Structurally, the New Oi will be formed by Oi Fibra, focused on the Consumer and Small and Medium Enterprises market; Oi Soluções, the unit that integrates IT and connectivity solutions for large companies in the B2B market; the relevant shareholding position in V.tal, the largest infrastructure and neutral network company in the country; and by two wholly-owned subsidiaries, Serede and Tahto, dedicated to network and logistics services and customer care and relationship services throughout the country, respectively. In addition, Oi continues to operate the services of its obligations as a wireline concessionaire and other services based on legacy infrastructure. With this, the Company remains firm in its purpose of providing digital solutions and fiber optic connections that aim to improve the lives of people and companies across the country.

In parallel with the process of the judicial supervision recovery closing, as informed in the Material Fact disclosed by the Company on Oct 27, 2022, Oi initiated negotiations with its creditors with the help of Moelis & Company’s financial advisors, aiming to optimize its debt profile, thus guaranteeing the Company’s commitment to continue the execution of its Strategic Plan and continue to take all necessary actions to restore its long-term sustainability and feasibility.

Q&A on JR’s Closing

1 – What effectively changes with the end of the Judicial Reorganization for shareholders?

The closing of the Judicial Reorganization Process represents the conclusion of a cycle, during which the Company was able to restructure itself and equate important issues. Obviously, the work does not end here. Much remains to be done and Oi is ready to explore all the alternatives made available to improve its debt profile, guaranteeing the necessary stability to be able to focus more on its operations, seeking out the sustainability of our operating cash generation. On the other hand, the end of the Judicial Reorganization process allows the Company, over time, to be eligible again to reintegrate gradually B3’s indices, such as the Ibovespa, which brings together the most tradable shares on the Brazilian Stock Exchange.

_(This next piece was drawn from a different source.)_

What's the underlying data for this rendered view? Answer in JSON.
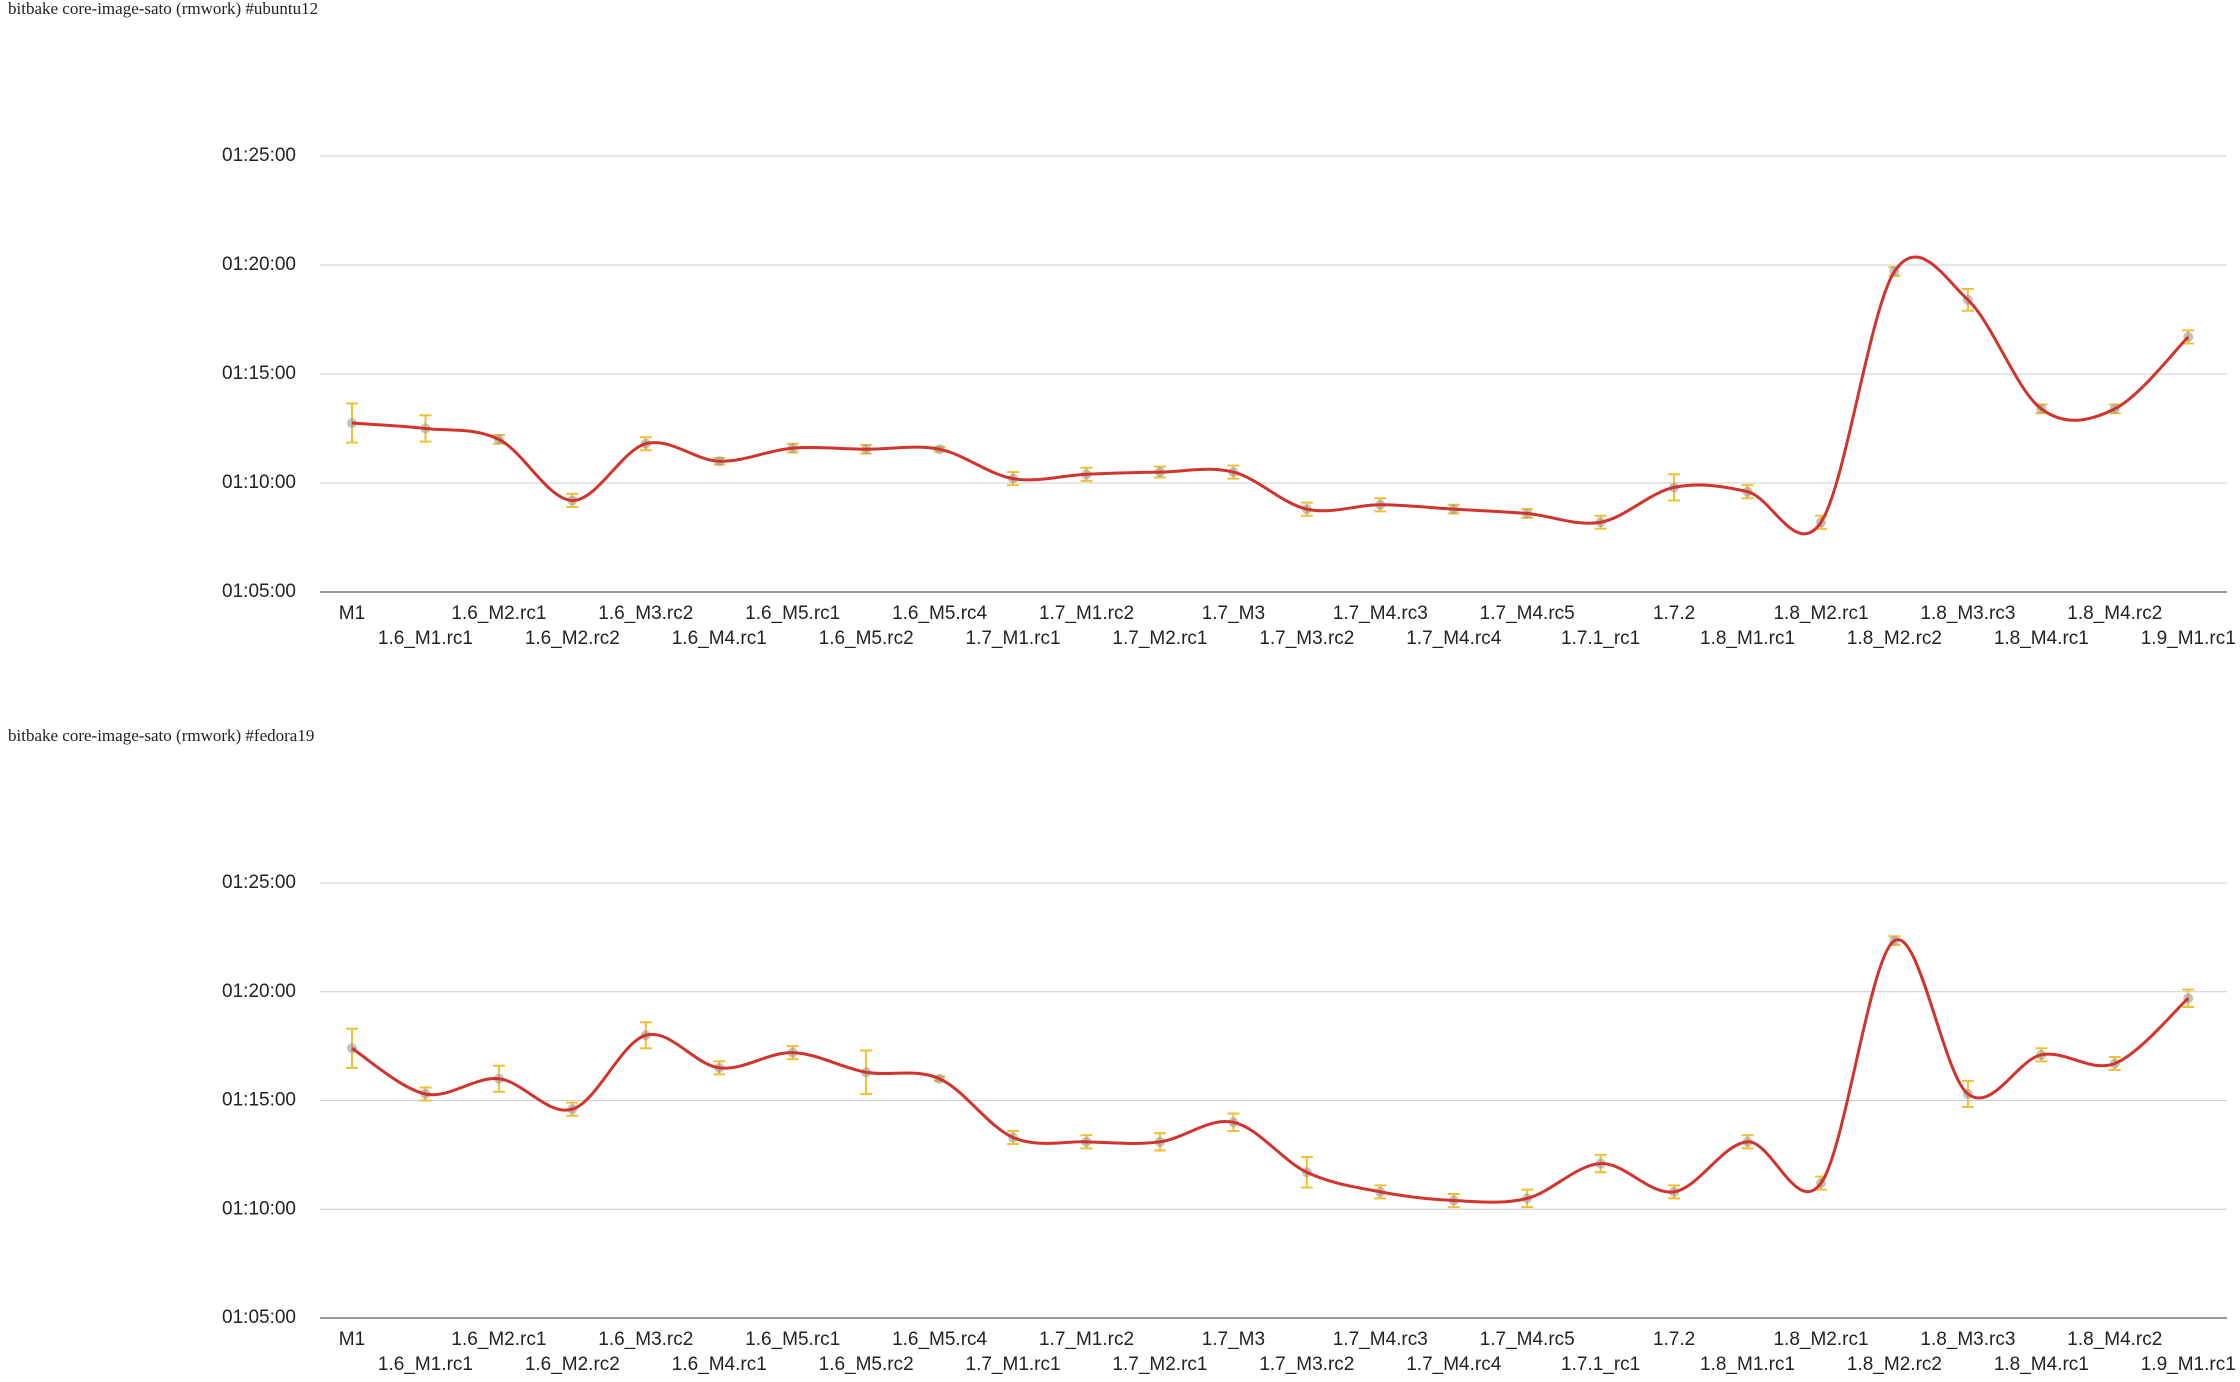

This will bring more visibility and demand for Oi’s shares traded on B3.

2 – Although the closing of the Company’s Judicial Reorganization process, Oi still faces major challenges, such as the development of its new operating model and the optimization of its Capital Structure. What will be the next steps?

Oi successfully carried out all the steps provided for in the Judicial Reorganization Plan and in the Amendment to the Plan so far, with emphasis on the conclusion of the sales of the Mobile Assets UPI and InfraCo UPI. As a result, Oi was able to raise more than R$ 20 billion in cash to fund itself, reduce its debt and make the necessary investments to guarantee its active participation in the creation of the largest neutral network company in the country.

Even so, Oi will continue to focus on ensuring its long-term sustainability, executing its Strategic Plan and, at the same time, focusing on fiber development and managing its Capital Structure, seeking out greater balance between maturities and debt cost, leveraging on its assets, mainly the stake in V.tal.

The turnaround of the fiber business and legacy operations is proceeding according to plan. In addition, in the coming years, we expect favorable regulatory decisions, mainly in the Arbitration process with ANATEL, which should benefit Oi by reestablishing the economic balance of the Concession and offsetting possible migration costs to a new model.

To assist the Company in the process of balancing the Capital Structure, Moelis & Company was hired as a financial advisor for the development of a solution both within the scope of the Amendment to the Plan and the Strategic Plan.